Case Study 5.1: Exam vs Attendance
In s20x: Functions for University of Auckland Course STATS 201/208 Data Analysis

## Do not delete this!
## It loads the s20x library for you. If you delete it 
## your document may not compile it.
require(s20x)

knitr::opts_chunk$set(
  dev = "png",
  fig.ext = "png",
  dpi = 96
)

Problem

We wish to determine if regular attendance in class is associated with exam mark. In particular, we want to estimate the expected exam marks of attendees and non-attendees, and predict the actual exam scores of individual attendees and non-attendees.

The variables of interest are:

Exam: Exam mark out of 100.
Attend: A two-level categorical variable which has the levels Yes and No.

Question of Interest

We want to quantify the relationship between exam marks and attendance.
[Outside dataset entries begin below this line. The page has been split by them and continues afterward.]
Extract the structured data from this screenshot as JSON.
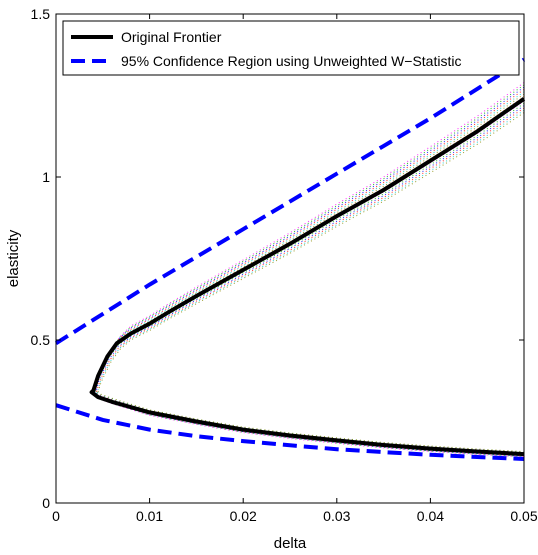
{
  "chart_data": {
    "type": "line",
    "xlabel": "delta",
    "ylabel": "elasticity",
    "xlim": [
      0,
      0.05
    ],
    "ylim": [
      0,
      1.5
    ],
    "xticks": [
      0,
      0.01,
      0.02,
      0.03,
      0.04,
      0.05
    ],
    "xtick_labels": [
      "0",
      "0.01",
      "0.02",
      "0.03",
      "0.04",
      "0.05"
    ],
    "yticks": [
      0,
      0.5,
      1,
      1.5
    ],
    "ytick_labels": [
      "0",
      "0.5",
      "1",
      "1.5"
    ],
    "grid": false,
    "legend_position": "top-left",
    "series": [
      {
        "name": "Original Frontier",
        "color": "#000000",
        "style": "solid",
        "points": [
          [
            0.05,
            1.24
          ],
          [
            0.045,
            1.14
          ],
          [
            0.04,
            1.05
          ],
          [
            0.035,
            0.96
          ],
          [
            0.03,
            0.88
          ],
          [
            0.025,
            0.795
          ],
          [
            0.02,
            0.715
          ],
          [
            0.015,
            0.635
          ],
          [
            0.012,
            0.585
          ],
          [
            0.01,
            0.55
          ],
          [
            0.008,
            0.52
          ],
          [
            0.0065,
            0.49
          ],
          [
            0.0055,
            0.45
          ],
          [
            0.0045,
            0.39
          ],
          [
            0.004,
            0.345
          ],
          [
            0.0038,
            0.34
          ],
          [
            0.0045,
            0.325
          ],
          [
            0.006,
            0.31
          ],
          [
            0.01,
            0.278
          ],
          [
            0.015,
            0.25
          ],
          [
            0.02,
            0.225
          ],
          [
            0.025,
            0.207
          ],
          [
            0.03,
            0.192
          ],
          [
            0.035,
            0.178
          ],
          [
            0.04,
            0.167
          ],
          [
            0.045,
            0.158
          ],
          [
            0.05,
            0.15
          ]
        ]
      },
      {
        "name": "95% Confidence Region using Unweighted W−Statistic",
        "color": "#0000ff",
        "style": "dashed",
        "segments": [
          [
            [
              0,
              0.49
            ],
            [
              0.01,
              0.67
            ],
            [
              0.02,
              0.84
            ],
            [
              0.03,
              1.01
            ],
            [
              0.04,
              1.18
            ],
            [
              0.05,
              1.36
            ]
          ],
          [
            [
              0,
              0.3
            ],
            [
              0.005,
              0.255
            ],
            [
              0.01,
              0.225
            ],
            [
              0.015,
              0.205
            ],
            [
              0.02,
              0.19
            ],
            [
              0.025,
              0.177
            ],
            [
              0.03,
              0.165
            ],
            [
              0.035,
              0.156
            ],
            [
              0.04,
              0.148
            ],
            [
              0.045,
              0.141
            ],
            [
              0.05,
              0.135
            ]
          ]
        ]
      }
    ],
    "background_curves": {
      "count": 14,
      "style": "dotted",
      "colors": [
        "#ff00ff",
        "#00aa00",
        "#0000ff",
        "#ff0000",
        "#00cccc",
        "#888800",
        "#ff8800",
        "#8800ff"
      ]
    }
  }
}
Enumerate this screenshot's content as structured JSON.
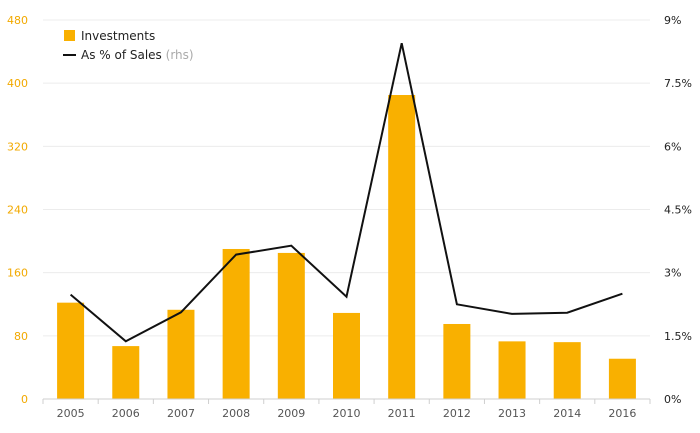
{
  "chart_data": {
    "type": "bar",
    "categories": [
      "2005",
      "2006",
      "2007",
      "2008",
      "2009",
      "2010",
      "2011",
      "2012",
      "2013",
      "2014",
      "2016"
    ],
    "series": [
      {
        "name": "Investments",
        "type": "bar",
        "axis": "left",
        "color": "#f9b000",
        "values": [
          122,
          67,
          113,
          190,
          185,
          109,
          385,
          95,
          73,
          72,
          51
        ]
      },
      {
        "name": "As % of Sales",
        "name_suffix": "(rhs)",
        "type": "line",
        "axis": "right",
        "color": "#111111",
        "values": [
          2.48,
          1.37,
          2.06,
          3.43,
          3.64,
          2.43,
          8.45,
          2.25,
          2.02,
          2.05,
          2.5
        ]
      }
    ],
    "y_left": {
      "ylim": [
        0,
        480
      ],
      "ticks": [
        0,
        80,
        160,
        240,
        320,
        400,
        480
      ],
      "tick_labels": [
        "0",
        "80",
        "160",
        "240",
        "320",
        "400",
        "480"
      ],
      "color": "#f2a900"
    },
    "y_right": {
      "ylim": [
        0,
        9
      ],
      "ticks": [
        0,
        1.5,
        3,
        4.5,
        6,
        7.5,
        9
      ],
      "tick_labels": [
        "0%",
        "1.5%",
        "3%",
        "4.5%",
        "6%",
        "7.5%",
        "9%"
      ]
    },
    "grid": true,
    "legend": "top-left"
  }
}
In particular, we want to estimate the expected exam marks of attendees and non-attendees, and predict the actual exam scores of individual attendees and non-attendees.

Read in and Inspect the Data

load(system.file("extdata", "Stats20x.df.rda", package = "s20x"))
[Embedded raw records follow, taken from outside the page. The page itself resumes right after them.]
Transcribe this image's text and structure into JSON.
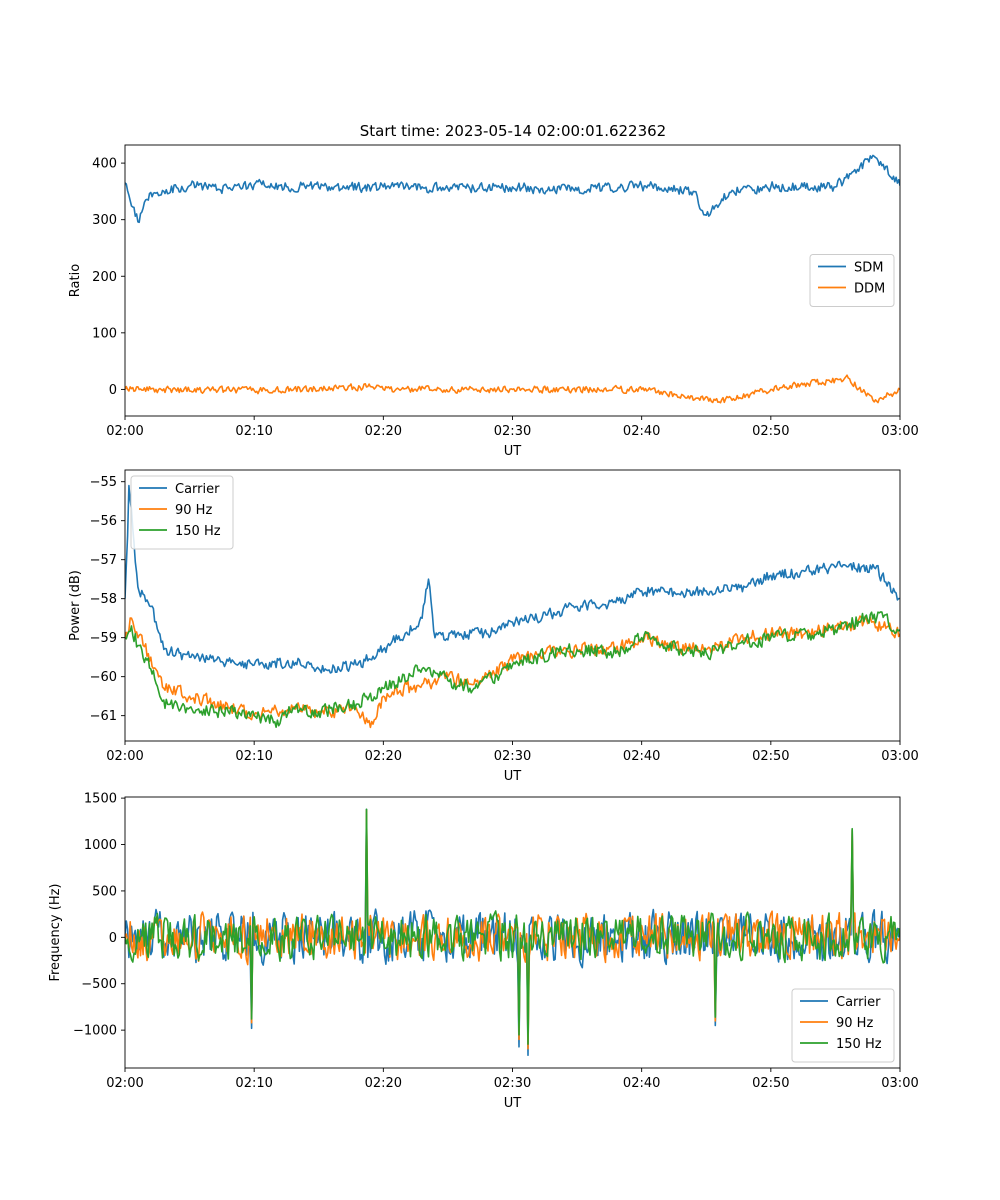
{
  "figure": {
    "suptitle": "Start time: 2023-05-14 02:00:01.622362"
  },
  "chart_data": [
    {
      "type": "line",
      "title": "Start time: 2023-05-14 02:00:01.622362",
      "xlabel": "UT",
      "ylabel": "Ratio",
      "xlim": [
        "02:00",
        "03:00"
      ],
      "xticks": [
        "02:00",
        "02:10",
        "02:20",
        "02:30",
        "02:40",
        "02:50",
        "03:00"
      ],
      "ylim": [
        -47,
        432
      ],
      "yticks": [
        0,
        100,
        200,
        300,
        400
      ],
      "ytick_labels": [
        "0",
        "100",
        "200",
        "300",
        "400"
      ],
      "legend_placement": "center-right",
      "series": [
        {
          "name": "SDM",
          "color": "#1f77b4",
          "noise_amplitude": 15,
          "points": [
            [
              "02:00",
              365
            ],
            [
              "02:01",
              296
            ],
            [
              "02:02",
              348
            ],
            [
              "02:05",
              360
            ],
            [
              "02:08",
              355
            ],
            [
              "02:10",
              362
            ],
            [
              "02:15",
              357
            ],
            [
              "02:20",
              358
            ],
            [
              "02:25",
              355
            ],
            [
              "02:30",
              358
            ],
            [
              "02:33",
              352
            ],
            [
              "02:40",
              360
            ],
            [
              "02:44",
              350
            ],
            [
              "02:45",
              308
            ],
            [
              "02:47",
              352
            ],
            [
              "02:50",
              358
            ],
            [
              "02:55",
              358
            ],
            [
              "02:58",
              412
            ],
            [
              "03:00",
              360
            ]
          ]
        },
        {
          "name": "DDM",
          "color": "#ff7f0e",
          "noise_amplitude": 10,
          "points": [
            [
              "02:00",
              0
            ],
            [
              "02:10",
              -2
            ],
            [
              "02:19",
              5
            ],
            [
              "02:20",
              0
            ],
            [
              "02:30",
              0
            ],
            [
              "02:40",
              0
            ],
            [
              "02:46",
              -22
            ],
            [
              "02:50",
              0
            ],
            [
              "02:56",
              20
            ],
            [
              "02:58",
              -22
            ],
            [
              "03:00",
              0
            ]
          ]
        }
      ]
    },
    {
      "type": "line",
      "title": "",
      "xlabel": "UT",
      "ylabel": "Power (dB)",
      "xlim": [
        "02:00",
        "03:00"
      ],
      "xticks": [
        "02:00",
        "02:10",
        "02:20",
        "02:30",
        "02:40",
        "02:50",
        "03:00"
      ],
      "ylim": [
        -61.65,
        -54.7
      ],
      "yticks": [
        -61,
        -60,
        -59,
        -58,
        -57,
        -56,
        -55
      ],
      "ytick_labels": [
        "−61",
        "−60",
        "−59",
        "−58",
        "−57",
        "−56",
        "−55"
      ],
      "legend_placement": "upper-left",
      "series": [
        {
          "name": "Carrier",
          "color": "#1f77b4",
          "noise_amplitude": 0.25,
          "points": [
            [
              "02:00",
              -58.0
            ],
            [
              "02:00:20",
              -55.1
            ],
            [
              "02:01",
              -57.7
            ],
            [
              "02:02",
              -58.2
            ],
            [
              "02:03",
              -59.3
            ],
            [
              "02:05",
              -59.5
            ],
            [
              "02:08",
              -59.6
            ],
            [
              "02:10",
              -59.7
            ],
            [
              "02:13",
              -59.6
            ],
            [
              "02:15",
              -59.8
            ],
            [
              "02:18",
              -59.7
            ],
            [
              "02:20",
              -59.3
            ],
            [
              "02:23",
              -58.5
            ],
            [
              "02:23:30",
              -57.5
            ],
            [
              "02:24",
              -59.0
            ],
            [
              "02:26",
              -58.9
            ],
            [
              "02:28",
              -58.9
            ],
            [
              "02:30",
              -58.6
            ],
            [
              "02:33",
              -58.4
            ],
            [
              "02:35",
              -58.2
            ],
            [
              "02:38",
              -58.1
            ],
            [
              "02:40",
              -57.8
            ],
            [
              "02:43",
              -57.9
            ],
            [
              "02:45",
              -57.8
            ],
            [
              "02:48",
              -57.7
            ],
            [
              "02:50",
              -57.4
            ],
            [
              "02:53",
              -57.3
            ],
            [
              "02:55",
              -57.2
            ],
            [
              "02:58",
              -57.2
            ],
            [
              "03:00",
              -58.0
            ]
          ]
        },
        {
          "name": "90 Hz",
          "color": "#ff7f0e",
          "noise_amplitude": 0.3,
          "points": [
            [
              "02:00",
              -59.0
            ],
            [
              "02:00:30",
              -58.5
            ],
            [
              "02:01",
              -59.0
            ],
            [
              "02:02",
              -59.5
            ],
            [
              "02:03",
              -60.3
            ],
            [
              "02:05",
              -60.5
            ],
            [
              "02:08",
              -60.8
            ],
            [
              "02:10",
              -61.0
            ],
            [
              "02:13",
              -60.8
            ],
            [
              "02:15",
              -60.9
            ],
            [
              "02:18",
              -60.9
            ],
            [
              "02:19",
              -61.3
            ],
            [
              "02:20",
              -60.5
            ],
            [
              "02:23",
              -60.2
            ],
            [
              "02:25",
              -60.0
            ],
            [
              "02:27",
              -60.2
            ],
            [
              "02:30",
              -59.6
            ],
            [
              "02:33",
              -59.4
            ],
            [
              "02:35",
              -59.3
            ],
            [
              "02:38",
              -59.3
            ],
            [
              "02:40",
              -59.0
            ],
            [
              "02:43",
              -59.3
            ],
            [
              "02:45",
              -59.3
            ],
            [
              "02:48",
              -59.0
            ],
            [
              "02:50",
              -58.9
            ],
            [
              "02:53",
              -58.9
            ],
            [
              "02:55",
              -58.7
            ],
            [
              "02:58",
              -58.6
            ],
            [
              "03:00",
              -58.9
            ]
          ]
        },
        {
          "name": "150 Hz",
          "color": "#2ca02c",
          "noise_amplitude": 0.3,
          "points": [
            [
              "02:00",
              -59.0
            ],
            [
              "02:00:30",
              -58.7
            ],
            [
              "02:01",
              -59.2
            ],
            [
              "02:02",
              -59.8
            ],
            [
              "02:03",
              -60.6
            ],
            [
              "02:05",
              -60.8
            ],
            [
              "02:08",
              -60.9
            ],
            [
              "02:10",
              -61.0
            ],
            [
              "02:12",
              -61.2
            ],
            [
              "02:13",
              -60.8
            ],
            [
              "02:15",
              -60.9
            ],
            [
              "02:18",
              -60.7
            ],
            [
              "02:20",
              -60.3
            ],
            [
              "02:23",
              -59.8
            ],
            [
              "02:25",
              -60.1
            ],
            [
              "02:27",
              -60.3
            ],
            [
              "02:30",
              -59.7
            ],
            [
              "02:33",
              -59.4
            ],
            [
              "02:35",
              -59.3
            ],
            [
              "02:38",
              -59.4
            ],
            [
              "02:40",
              -59.0
            ],
            [
              "02:43",
              -59.3
            ],
            [
              "02:45",
              -59.4
            ],
            [
              "02:48",
              -59.1
            ],
            [
              "02:50",
              -59.0
            ],
            [
              "02:53",
              -58.9
            ],
            [
              "02:55",
              -58.8
            ],
            [
              "02:58",
              -58.4
            ],
            [
              "03:00",
              -58.8
            ]
          ]
        }
      ]
    },
    {
      "type": "line",
      "title": "",
      "xlabel": "UT",
      "ylabel": "Frequency (Hz)",
      "xlim": [
        "02:00",
        "03:00"
      ],
      "xticks": [
        "02:00",
        "02:10",
        "02:20",
        "02:30",
        "02:40",
        "02:50",
        "03:00"
      ],
      "ylim": [
        -1408,
        1512
      ],
      "yticks": [
        -1000,
        -500,
        0,
        500,
        1000,
        1500
      ],
      "ytick_labels": [
        "−1000",
        "−500",
        "0",
        "500",
        "1000",
        "1500"
      ],
      "legend_placement": "lower-right",
      "series": [
        {
          "name": "Carrier",
          "color": "#1f77b4",
          "noise_amplitude": 450,
          "peaks": [
            [
              "02:09:50",
              -980
            ],
            [
              "02:18:40",
              1380
            ],
            [
              "02:30:30",
              -1180
            ],
            [
              "02:31:10",
              -1270
            ],
            [
              "02:45:40",
              -950
            ],
            [
              "02:56:20",
              1160
            ]
          ],
          "points": [
            [
              "02:00",
              0
            ],
            [
              "03:00",
              0
            ]
          ]
        },
        {
          "name": "90 Hz",
          "color": "#ff7f0e",
          "noise_amplitude": 420,
          "peaks": [
            [
              "02:09:50",
              -920
            ],
            [
              "02:18:40",
              1370
            ],
            [
              "02:30:30",
              -1100
            ],
            [
              "02:31:10",
              -1200
            ],
            [
              "02:45:40",
              -900
            ],
            [
              "02:56:20",
              1160
            ]
          ],
          "points": [
            [
              "02:00",
              0
            ],
            [
              "03:00",
              0
            ]
          ]
        },
        {
          "name": "150 Hz",
          "color": "#2ca02c",
          "noise_amplitude": 400,
          "peaks": [
            [
              "02:09:50",
              -880
            ],
            [
              "02:18:40",
              1380
            ],
            [
              "02:30:30",
              -1050
            ],
            [
              "02:31:10",
              -1150
            ],
            [
              "02:45:40",
              -860
            ],
            [
              "02:56:20",
              1170
            ]
          ],
          "points": [
            [
              "02:00",
              0
            ],
            [
              "03:00",
              0
            ]
          ]
        }
      ]
    }
  ]
}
Stats20x.df = read.table("STATS20x.txt", header = T)
# Could of also used plot(Exam ~ Attend, data = Stats20x.df)
boxplot(Exam ~ Attend, data = Stats20x.df)

boxplot(Exam ~ Attend, data = Stats20x.df)
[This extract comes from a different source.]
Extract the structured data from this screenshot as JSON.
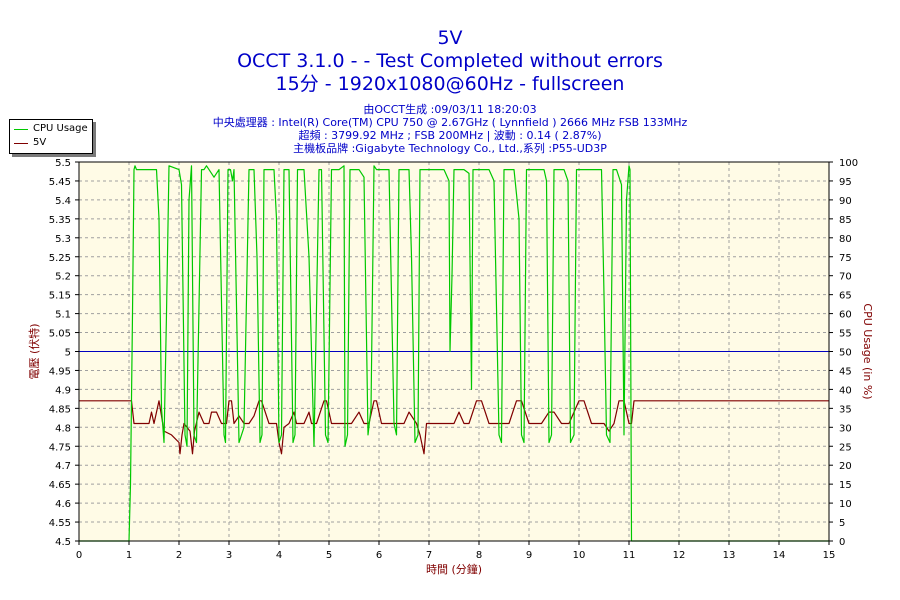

The exam marks for the students attended seem to be centred than the students who did not attend lectures regularly. The boxplots look reasonably symmetric in both groups.

Model Building and Check Assumptions

examAttend.fit = lm(Exam ~ Attend, data = Stats20x.df)
eovcheck(examAttend.fit)
normcheck(examAttend.fit)
cooks20x(examAttend.fit)
summary(examAttend.fit)
confint(examAttend.fit)

Get additional Prediction Intervals

predAttend.df = data.frame(Attend = c("No", "Yes"))

# Using `interval = "confidence"' to get CI for expected exam score
# for each level of Attend
predict(examAttend.fit, predAttend.df, interval = "confidence")
# Using `interval = "predition"' to get PI for individual student's exam score 
# for each level of Attend
predict(examAttend.fit, predAttend.df, interval = "prediction")

conf = as.data.frame(predict(examAttend.fit, predAttend.df, interval = "confidence"))
resultStr1 = paste0(sprintf("%.1f", conf$lwr), " to ", sprintf("%.1f", conf$upr))

pre = as.data.frame(predict(examAttend.fit, predAttend.df, interval = "prediction"))
resultStr2 = paste0(sprintf("%.1f", pre$lwr), " to ", sprintf("%.1f", pre$upr))

Method and Assumption Checks

We wish to explain exam marks with attendance, a two-level factor. So, we have fitted a linear model with a single explanatory dummy variable. (Note, this is equivalent to conducting a two-sample t-test).

Four non-attending students did unusually well (i.e., large positive residuals), but since the sample size was large, this will be of little consequence. Hence, all model assumptions were satisfied.

Our final model is $$Exam_i=\beta_0 +\beta_1 \times Attend.Yes_i+\epsilon_i,$$ where $\epsilon_i \sim iid ~ N(0,\sigma^2)$. Here $Attend.Yes_i=1$ if the student regularly attended (i.e., answered "Yes"), otherwise it is zero (i.e. "No").

Our model explained a small 15% of the variability in the students' final exam marks.

Executive Summary

We wanted to quantify the relationship between exam marks and attendance.

There was strong evidence that exam marks were higher for students who attend class versus students who didn't attend class (P-value $\approx 10^{-6}$). We estimate that regular attendance could increase their expected exam mark between 9.5 to 21.6 exam marks (out of 100).

The expected exam marks of non-attendees and attendees are between r resultStr1[1], and r resultStr1[2], respectively.

The predicted exam marks for individual non-attendees and attendees are between r resultStr2[1], and r resultStr2[2], respectively.

Our model only explains 15% of the variability in the students' final exam marks, this would not be very good for prediction. We can see this in how wide our prediction intervals are.